Setiap core hanya dapat menjalankan satu program pada suatu waktu. Memiliki banyak core berarti pengguna bisa menjalankan lebih banyak program dan tugas sekaligus. Selain memiliki beberapa Core fisik, CPU juga bisa memanfaatkan teknologi yang disebut hyperthreading.

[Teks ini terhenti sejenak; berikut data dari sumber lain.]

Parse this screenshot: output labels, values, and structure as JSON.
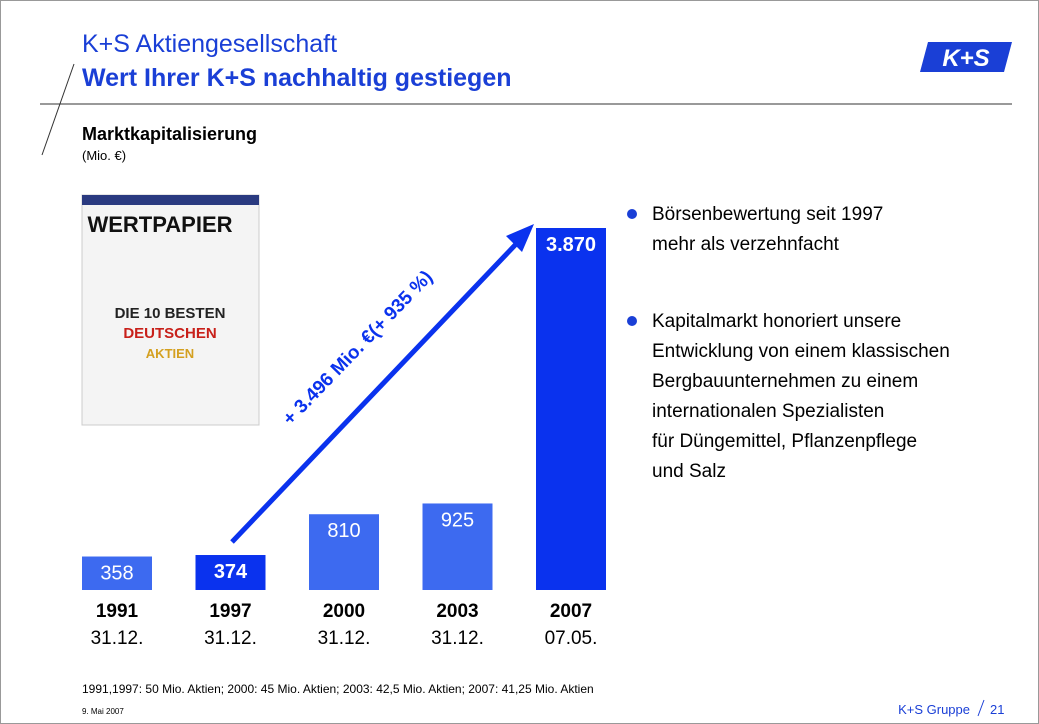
{
  "header": {
    "title": "K+S Aktiengesellschaft",
    "subtitle": "Wert Ihrer K+S nachhaltig gestiegen",
    "logo": "K+S"
  },
  "chart_data": {
    "type": "bar",
    "title": "Marktkapitalisierung",
    "unit": "(Mio. €)",
    "categories": [
      "1991",
      "1997",
      "2000",
      "2003",
      "2007"
    ],
    "dates": [
      "31.12.",
      "31.12.",
      "31.12.",
      "31.12.",
      "07.05."
    ],
    "values": [
      358,
      374,
      810,
      925,
      3870
    ],
    "value_labels": [
      "358",
      "374",
      "810",
      "925",
      "3.870"
    ],
    "highlight": [
      false,
      true,
      false,
      false,
      true
    ],
    "color": "#3d6af0",
    "highlight_color": "#0a32ee",
    "annotation": "+ 3.496 Mio. €(+ 935 %)"
  },
  "magazine": {
    "name": "WERTPAPIER",
    "lines": [
      "DIE 10 BESTEN",
      "DEUTSCHEN",
      "AKTIEN"
    ]
  },
  "bullets": [
    [
      "Börsenbewertung seit 1997",
      "mehr als verzehnfacht"
    ],
    [
      "Kapitalmarkt honoriert unsere",
      "Entwicklung von einem klassischen",
      "Bergbauunternehmen zu einem",
      "internationalen Spezialisten",
      "für Düngemittel, Pflanzenpflege",
      "und Salz"
    ]
  ],
  "footer": {
    "note": "1991,1997: 50 Mio. Aktien; 2000: 45 Mio. Aktien; 2003: 42,5 Mio. Aktien; 2007: 41,25 Mio. Aktien",
    "date": "9. Mai 2007",
    "company": "K+S Gruppe",
    "page": "21"
  }
}
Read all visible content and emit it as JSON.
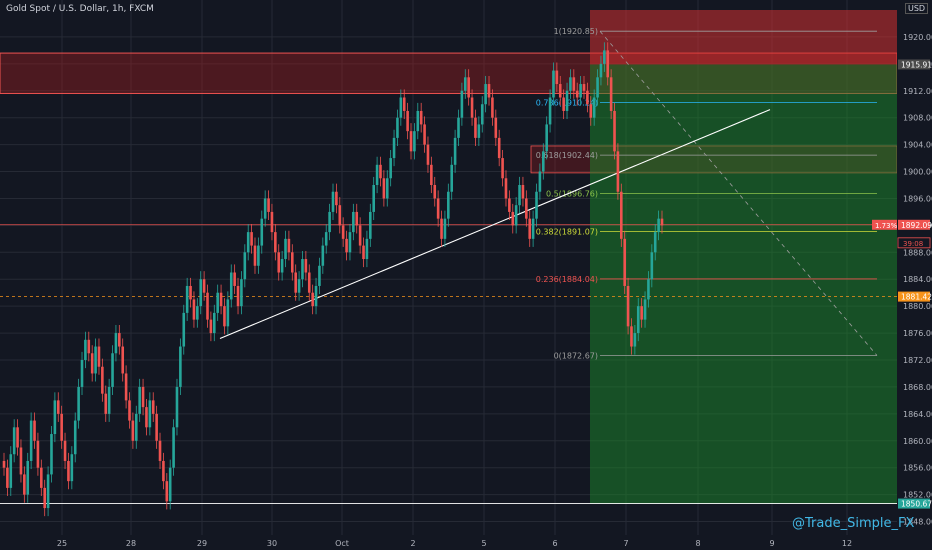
{
  "header": {
    "title": "Gold Spot / U.S. Dollar, 1h, FXCM",
    "currency": "USD"
  },
  "watermark": "@Trade_Simple_FX",
  "colors": {
    "bg": "#131722",
    "up": "#26a69a",
    "down": "#ef5350",
    "grid": "#262a35",
    "axis_text": "#b2b5be"
  },
  "chart_data": {
    "type": "candlestick",
    "title": "Gold Spot / U.S. Dollar, 1h, FXCM",
    "ylim": [
      1846,
      1924
    ],
    "y_ticks": [
      1848,
      1852,
      1856,
      1860,
      1864,
      1868,
      1872,
      1876,
      1880,
      1884,
      1888,
      1892,
      1896,
      1900,
      1904,
      1908,
      1912,
      1916,
      1920
    ],
    "x_ticks": [
      "25",
      "28",
      "29",
      "30",
      "Oct",
      "2",
      "5",
      "6",
      "7",
      "8",
      "9",
      "12"
    ],
    "price_labels": [
      {
        "text": "1915.91",
        "price": 1915.91,
        "color": "#4a4a4a"
      },
      {
        "text": "1.73%",
        "price": 1892.09,
        "color": "#ef5350"
      },
      {
        "text": "1892.09",
        "price": 1892.09,
        "color": "#ef5350"
      },
      {
        "text": "39:08",
        "price": 1890.3,
        "color": "#ef5350"
      },
      {
        "text": "1881.42",
        "price": 1881.42,
        "color": "#f7931a"
      },
      {
        "text": "1850.67",
        "price": 1850.67,
        "color": "#26a69a"
      }
    ],
    "fib_levels": [
      {
        "label": "1(1920.85)",
        "price": 1920.85,
        "color": "#9e9e9e"
      },
      {
        "label": "0.786(1910.24)",
        "price": 1910.24,
        "color": "#29b6f6"
      },
      {
        "label": "0.618(1902.44)",
        "price": 1902.44,
        "color": "#9e9e9e"
      },
      {
        "label": "0.5(1896.76)",
        "price": 1896.76,
        "color": "#8bc34a"
      },
      {
        "label": "0.382(1891.07)",
        "price": 1891.07,
        "color": "#cddc39"
      },
      {
        "label": "0.236(1884.04)",
        "price": 1884.04,
        "color": "#ef5350"
      },
      {
        "label": "0(1872.67)",
        "price": 1872.67,
        "color": "#9e9e9e"
      }
    ],
    "candles_close": [
      1856,
      1853,
      1858,
      1862,
      1859,
      1855,
      1852,
      1857,
      1863,
      1860,
      1856,
      1853,
      1850,
      1855,
      1861,
      1866,
      1864,
      1860,
      1857,
      1854,
      1858,
      1863,
      1868,
      1872,
      1875,
      1873,
      1870,
      1874,
      1871,
      1867,
      1864,
      1868,
      1873,
      1876,
      1874,
      1870,
      1866,
      1863,
      1860,
      1864,
      1868,
      1865,
      1862,
      1866,
      1864,
      1860,
      1857,
      1854,
      1851,
      1856,
      1862,
      1868,
      1874,
      1879,
      1883,
      1881,
      1878,
      1880,
      1884,
      1882,
      1878,
      1876,
      1879,
      1882,
      1880,
      1877,
      1881,
      1885,
      1883,
      1880,
      1884,
      1888,
      1891,
      1889,
      1886,
      1889,
      1893,
      1896,
      1894,
      1891,
      1888,
      1885,
      1887,
      1890,
      1888,
      1885,
      1882,
      1884,
      1887,
      1885,
      1882,
      1880,
      1883,
      1886,
      1889,
      1891,
      1894,
      1897,
      1895,
      1892,
      1890,
      1888,
      1891,
      1894,
      1892,
      1889,
      1887,
      1890,
      1894,
      1898,
      1901,
      1899,
      1896,
      1899,
      1902,
      1905,
      1908,
      1911,
      1909,
      1906,
      1903,
      1906,
      1909,
      1907,
      1904,
      1901,
      1898,
      1896,
      1893,
      1890,
      1893,
      1897,
      1901,
      1905,
      1908,
      1912,
      1914,
      1911,
      1908,
      1905,
      1907,
      1910,
      1913,
      1911,
      1908,
      1905,
      1902,
      1899,
      1896,
      1894,
      1892,
      1895,
      1898,
      1896,
      1893,
      1890,
      1893,
      1897,
      1900,
      1903,
      1907,
      1911,
      1915,
      1913,
      1911,
      1909,
      1912,
      1914,
      1912,
      1911,
      1913,
      1912,
      1910,
      1908,
      1911,
      1914,
      1916,
      1918,
      1914,
      1909,
      1903,
      1897,
      1890,
      1883,
      1877,
      1874,
      1876,
      1880,
      1878,
      1881,
      1884,
      1888,
      1891,
      1893,
      1892
    ]
  }
}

Hyperthreading memungkinkan satu core fisik bisa bertindak sebagai dua inti individu, biasanya disebut core virtual karena mereka sebenarnya bukan inti, tetapi software komputer yang memperlakukannya seolah-olah itu adalah Core. Inti virtual dapat digunakan untuk mempercepat program, namun mereka menguntungkan seperti core fisik.
SoC
Istilah SoC justru bisa menjadi gabungan komponen utama dalam satu chip. Kepanjangan dari SoC itu sendiri merupakan System on a Chip. Biasanya, SoC menjadi pilihan utama untuk produk smartphone atau laptop yang butuh ruang lebih kecil. Sehingga dibangunlah sistem chip kecil ini yang terdiri dari GPU, memori dan CPU.

Intinya, SoC menjadi keseluruhan sistem pada satu chip. Dalam SoC, CPU sepenuhnya terintegrasi dengan memori, GPU, dan lainnya dalam satu chip. Kalian bisa memikirkan itu sebagai komputer yang berfungsi penuh dalam kotak kecil dan mungil.
SoC secara signifikan lebih kecil dan membutuhkan lebih sedikit daya daripada CPU tradisional, tetapi ada tradeoff. Karena memiliki unit yang terintegrasi dengan erat, SoC tidak fleksibel dan tidak dapat disesuaikan atau diupgrade. Dengan kata lain, jika bagian dari SoC rusak, semuanya rusak, dan tidak ada cara untuk meningkatkan atau mengganti komponennya.
Simpulan
Udah bisa dimengerti sejauh ini? semoga ya apa yang kami ungkap bisa bermanfaat. Apalagi jika kalian masih bingung dalam membedakan antara prosesor dengan SoC yang seringkali kita temui di dunia teknologi.